Berita

Rupiah Terpuruk, Daya Beli Kian Mengkerut

Nilai tukar rupiah jatuh ke level terendah sejak krisis ekonomi 1998. Pelemahan rupiah dikhawatirkan akan menyebabkan kenaikan harga kebutuhan pokok dan menggerus daya beli masyarakat. Skema utang jumbo diprediksi memacu inflasi ke level yang lebih tinggi.

“Alhamdulillah”. Kata syukur itu terlontar dari mulut Taufiqurrahman, 37 tahun, seorang pedagang sembako di kawasan Limo, Depok, Jawa Barat. Ia masih bersyukur atas kenaikan pendapatan sepanjang Ramadan di tengah situasi ekonomi nasional yang morat-marit. Kenaikan pendapatan diakui Taufiq hanya berkisar lima persen. Namun, setidaknya itu menambal beban kebutuhan keluarga menjelang Idulfitri.

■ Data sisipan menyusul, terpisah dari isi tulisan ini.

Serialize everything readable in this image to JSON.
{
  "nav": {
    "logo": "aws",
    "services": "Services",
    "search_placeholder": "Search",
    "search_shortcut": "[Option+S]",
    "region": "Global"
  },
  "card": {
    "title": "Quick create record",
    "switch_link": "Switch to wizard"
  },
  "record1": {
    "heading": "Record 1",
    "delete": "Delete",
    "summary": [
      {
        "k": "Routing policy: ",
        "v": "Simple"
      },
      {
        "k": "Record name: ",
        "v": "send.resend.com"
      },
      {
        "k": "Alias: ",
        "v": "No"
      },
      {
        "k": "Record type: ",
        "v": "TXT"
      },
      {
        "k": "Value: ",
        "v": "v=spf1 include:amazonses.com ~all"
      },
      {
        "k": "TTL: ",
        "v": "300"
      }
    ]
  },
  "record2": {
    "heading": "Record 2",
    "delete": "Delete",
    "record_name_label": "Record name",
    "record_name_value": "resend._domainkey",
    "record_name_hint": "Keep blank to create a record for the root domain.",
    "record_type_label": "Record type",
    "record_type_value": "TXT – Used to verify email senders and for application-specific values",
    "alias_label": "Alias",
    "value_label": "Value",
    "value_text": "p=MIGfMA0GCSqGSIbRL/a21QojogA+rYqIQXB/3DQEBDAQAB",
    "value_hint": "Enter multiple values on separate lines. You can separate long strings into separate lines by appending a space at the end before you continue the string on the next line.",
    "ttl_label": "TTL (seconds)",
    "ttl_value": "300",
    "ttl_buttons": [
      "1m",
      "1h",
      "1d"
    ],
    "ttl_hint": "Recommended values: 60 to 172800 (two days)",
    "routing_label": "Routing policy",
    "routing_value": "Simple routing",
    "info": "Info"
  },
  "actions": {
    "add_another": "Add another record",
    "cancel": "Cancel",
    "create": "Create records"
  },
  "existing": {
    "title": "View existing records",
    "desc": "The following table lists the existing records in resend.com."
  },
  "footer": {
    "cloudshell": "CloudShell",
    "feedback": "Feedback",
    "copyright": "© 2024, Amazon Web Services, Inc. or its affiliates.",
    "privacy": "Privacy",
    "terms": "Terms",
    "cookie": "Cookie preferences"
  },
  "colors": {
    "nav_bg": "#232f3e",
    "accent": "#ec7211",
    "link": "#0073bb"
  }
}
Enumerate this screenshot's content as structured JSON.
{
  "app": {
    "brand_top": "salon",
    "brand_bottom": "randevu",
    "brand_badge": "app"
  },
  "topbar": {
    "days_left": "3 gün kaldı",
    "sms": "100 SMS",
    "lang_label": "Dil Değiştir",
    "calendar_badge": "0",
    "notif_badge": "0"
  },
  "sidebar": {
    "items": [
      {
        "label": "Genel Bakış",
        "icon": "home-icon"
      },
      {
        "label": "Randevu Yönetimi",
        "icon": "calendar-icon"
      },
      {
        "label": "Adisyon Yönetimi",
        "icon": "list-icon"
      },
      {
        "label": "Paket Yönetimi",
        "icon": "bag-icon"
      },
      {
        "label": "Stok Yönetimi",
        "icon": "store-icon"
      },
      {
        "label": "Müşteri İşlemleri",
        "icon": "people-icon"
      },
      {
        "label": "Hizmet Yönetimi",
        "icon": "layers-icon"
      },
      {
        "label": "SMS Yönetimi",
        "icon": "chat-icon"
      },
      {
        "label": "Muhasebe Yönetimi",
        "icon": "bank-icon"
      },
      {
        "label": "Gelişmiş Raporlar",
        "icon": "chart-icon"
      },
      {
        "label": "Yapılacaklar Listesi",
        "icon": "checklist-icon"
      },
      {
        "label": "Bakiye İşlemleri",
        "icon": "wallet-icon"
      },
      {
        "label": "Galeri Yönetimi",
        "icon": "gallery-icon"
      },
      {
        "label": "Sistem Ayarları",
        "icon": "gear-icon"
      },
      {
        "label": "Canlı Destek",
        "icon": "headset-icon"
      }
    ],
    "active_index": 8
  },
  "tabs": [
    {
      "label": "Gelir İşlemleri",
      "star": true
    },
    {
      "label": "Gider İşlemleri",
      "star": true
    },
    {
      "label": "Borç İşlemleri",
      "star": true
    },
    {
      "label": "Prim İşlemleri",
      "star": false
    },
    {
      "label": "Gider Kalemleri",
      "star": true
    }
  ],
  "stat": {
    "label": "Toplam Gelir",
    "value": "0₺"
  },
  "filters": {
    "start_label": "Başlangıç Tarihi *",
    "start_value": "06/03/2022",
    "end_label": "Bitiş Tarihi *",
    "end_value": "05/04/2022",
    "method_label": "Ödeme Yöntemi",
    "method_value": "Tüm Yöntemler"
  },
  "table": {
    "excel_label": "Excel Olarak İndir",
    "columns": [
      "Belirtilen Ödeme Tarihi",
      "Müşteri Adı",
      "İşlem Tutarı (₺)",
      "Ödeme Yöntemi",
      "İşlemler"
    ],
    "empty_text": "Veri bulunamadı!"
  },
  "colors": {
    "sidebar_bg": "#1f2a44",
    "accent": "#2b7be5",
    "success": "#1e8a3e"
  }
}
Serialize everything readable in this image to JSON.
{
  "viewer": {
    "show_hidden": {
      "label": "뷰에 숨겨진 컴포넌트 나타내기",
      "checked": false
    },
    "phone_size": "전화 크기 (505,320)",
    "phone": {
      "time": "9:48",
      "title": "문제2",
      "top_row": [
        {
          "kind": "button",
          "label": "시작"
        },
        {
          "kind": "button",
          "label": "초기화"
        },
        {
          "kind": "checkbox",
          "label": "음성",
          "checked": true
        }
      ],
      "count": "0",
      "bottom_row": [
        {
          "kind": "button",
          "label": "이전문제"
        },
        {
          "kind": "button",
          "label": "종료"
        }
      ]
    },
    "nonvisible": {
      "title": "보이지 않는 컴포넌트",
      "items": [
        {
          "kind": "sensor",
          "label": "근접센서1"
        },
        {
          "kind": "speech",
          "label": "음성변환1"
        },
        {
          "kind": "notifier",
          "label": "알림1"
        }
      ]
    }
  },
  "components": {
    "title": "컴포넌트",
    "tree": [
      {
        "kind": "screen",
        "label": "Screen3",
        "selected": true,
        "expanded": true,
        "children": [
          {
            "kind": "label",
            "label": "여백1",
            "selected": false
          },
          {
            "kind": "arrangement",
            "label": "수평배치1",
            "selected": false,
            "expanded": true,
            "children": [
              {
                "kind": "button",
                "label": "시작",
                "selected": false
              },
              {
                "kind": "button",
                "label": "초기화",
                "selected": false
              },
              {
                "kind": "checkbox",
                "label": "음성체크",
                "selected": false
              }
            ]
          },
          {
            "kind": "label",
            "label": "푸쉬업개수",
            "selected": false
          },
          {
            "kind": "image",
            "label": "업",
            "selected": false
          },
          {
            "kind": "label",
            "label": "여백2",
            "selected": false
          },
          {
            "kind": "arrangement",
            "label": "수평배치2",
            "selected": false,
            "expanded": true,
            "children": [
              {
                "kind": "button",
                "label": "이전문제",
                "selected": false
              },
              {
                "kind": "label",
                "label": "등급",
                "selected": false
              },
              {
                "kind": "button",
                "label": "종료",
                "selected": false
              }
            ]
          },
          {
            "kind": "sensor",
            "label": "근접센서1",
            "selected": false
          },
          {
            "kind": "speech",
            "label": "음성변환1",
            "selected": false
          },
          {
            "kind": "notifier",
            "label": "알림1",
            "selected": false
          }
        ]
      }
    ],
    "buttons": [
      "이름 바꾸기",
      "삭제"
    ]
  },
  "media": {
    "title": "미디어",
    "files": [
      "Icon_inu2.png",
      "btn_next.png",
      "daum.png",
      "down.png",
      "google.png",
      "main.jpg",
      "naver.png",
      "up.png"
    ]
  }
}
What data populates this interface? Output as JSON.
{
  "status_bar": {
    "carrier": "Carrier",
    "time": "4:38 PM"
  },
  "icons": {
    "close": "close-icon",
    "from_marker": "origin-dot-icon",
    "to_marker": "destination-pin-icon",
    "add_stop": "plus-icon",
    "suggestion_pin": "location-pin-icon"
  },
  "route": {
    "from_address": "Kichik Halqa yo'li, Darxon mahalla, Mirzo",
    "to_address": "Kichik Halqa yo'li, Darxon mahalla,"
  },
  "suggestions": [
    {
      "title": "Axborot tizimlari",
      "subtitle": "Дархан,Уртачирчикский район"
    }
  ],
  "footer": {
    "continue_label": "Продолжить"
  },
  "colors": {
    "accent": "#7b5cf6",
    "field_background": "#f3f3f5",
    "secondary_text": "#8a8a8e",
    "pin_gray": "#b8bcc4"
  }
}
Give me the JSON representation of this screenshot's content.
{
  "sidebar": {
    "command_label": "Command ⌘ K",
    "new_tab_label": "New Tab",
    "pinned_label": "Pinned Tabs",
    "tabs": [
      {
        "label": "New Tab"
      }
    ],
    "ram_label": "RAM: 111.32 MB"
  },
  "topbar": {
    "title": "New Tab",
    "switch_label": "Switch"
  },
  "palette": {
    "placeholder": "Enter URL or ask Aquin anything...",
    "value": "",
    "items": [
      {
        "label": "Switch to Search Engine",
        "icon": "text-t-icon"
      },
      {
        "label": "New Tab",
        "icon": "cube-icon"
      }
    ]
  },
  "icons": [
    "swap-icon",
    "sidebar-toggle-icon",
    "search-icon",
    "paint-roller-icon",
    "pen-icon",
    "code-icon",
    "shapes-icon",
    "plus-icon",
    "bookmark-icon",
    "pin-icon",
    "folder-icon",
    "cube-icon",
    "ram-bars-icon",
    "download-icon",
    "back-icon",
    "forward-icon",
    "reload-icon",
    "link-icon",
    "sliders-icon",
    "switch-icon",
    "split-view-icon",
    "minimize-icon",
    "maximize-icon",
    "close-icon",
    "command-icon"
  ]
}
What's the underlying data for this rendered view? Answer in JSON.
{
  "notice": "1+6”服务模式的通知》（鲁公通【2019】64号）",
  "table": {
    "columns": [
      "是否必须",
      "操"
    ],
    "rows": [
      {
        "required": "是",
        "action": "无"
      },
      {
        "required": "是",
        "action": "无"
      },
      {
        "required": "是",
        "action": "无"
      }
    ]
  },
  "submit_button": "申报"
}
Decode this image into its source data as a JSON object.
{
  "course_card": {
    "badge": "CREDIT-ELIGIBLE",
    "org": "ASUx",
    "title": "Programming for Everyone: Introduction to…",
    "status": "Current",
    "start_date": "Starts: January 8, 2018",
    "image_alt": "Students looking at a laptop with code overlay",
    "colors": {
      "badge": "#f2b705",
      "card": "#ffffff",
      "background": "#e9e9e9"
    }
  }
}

Kata Taufiq, terjadi peningkatan permintaan sembako di bulan Ramadan atau menjelang perayaan Idulfitri. Orang cenderung berbelanja bahan pokok seperti beras, minyak goreng, dan komoditas lainnya. Sebagai pengusaha kecil, Taufiq mengaku tidak terpengaruh dengan ingar bingar kondisi perekonomian nasional meski masifnya pemberitaan televisi terkait melemahnya nilai tukar rupiah dan kenaikan harga komoditas.

Pedagang membawa beras pesanan pembeli di kawasan pasar bina usaha Meulaboh, Aceh Barat, Aceh. (Doc. ANTARA Foto)
“Kita selaku pedagang tidak tahu persis kondisi ekonomi saat ini. Tahunya cuma harga barang di kulakan (grosir) naik, maka kita turut naikkan harga jual,” ujar Taufiqurrahman kepada insider, Jumat, 28 Maret 2025.

Dirinya mengaku pada saat Ramadan dan menjelang Idulfitri, harga sebagian barang atau komoditas naik. Namun, kenaikan harga tersebut merupakan reaksi dari hukum permintaan dan penawaran.

Di sisi lain, Taufiq mengaku berada dalam situasi dilematis, yakni menaikkan harga untuk melipatgandakan rasio keuntungan dan sekaligus khawatir kehilangan pelanggan yang biasa berbelanja di tokonya. “Karena kita sebagai pengecer tentu akan kebingungan akan menaruh harga berapa ke customer soalnya (kalau) ketinggian kasian juga,” katanya.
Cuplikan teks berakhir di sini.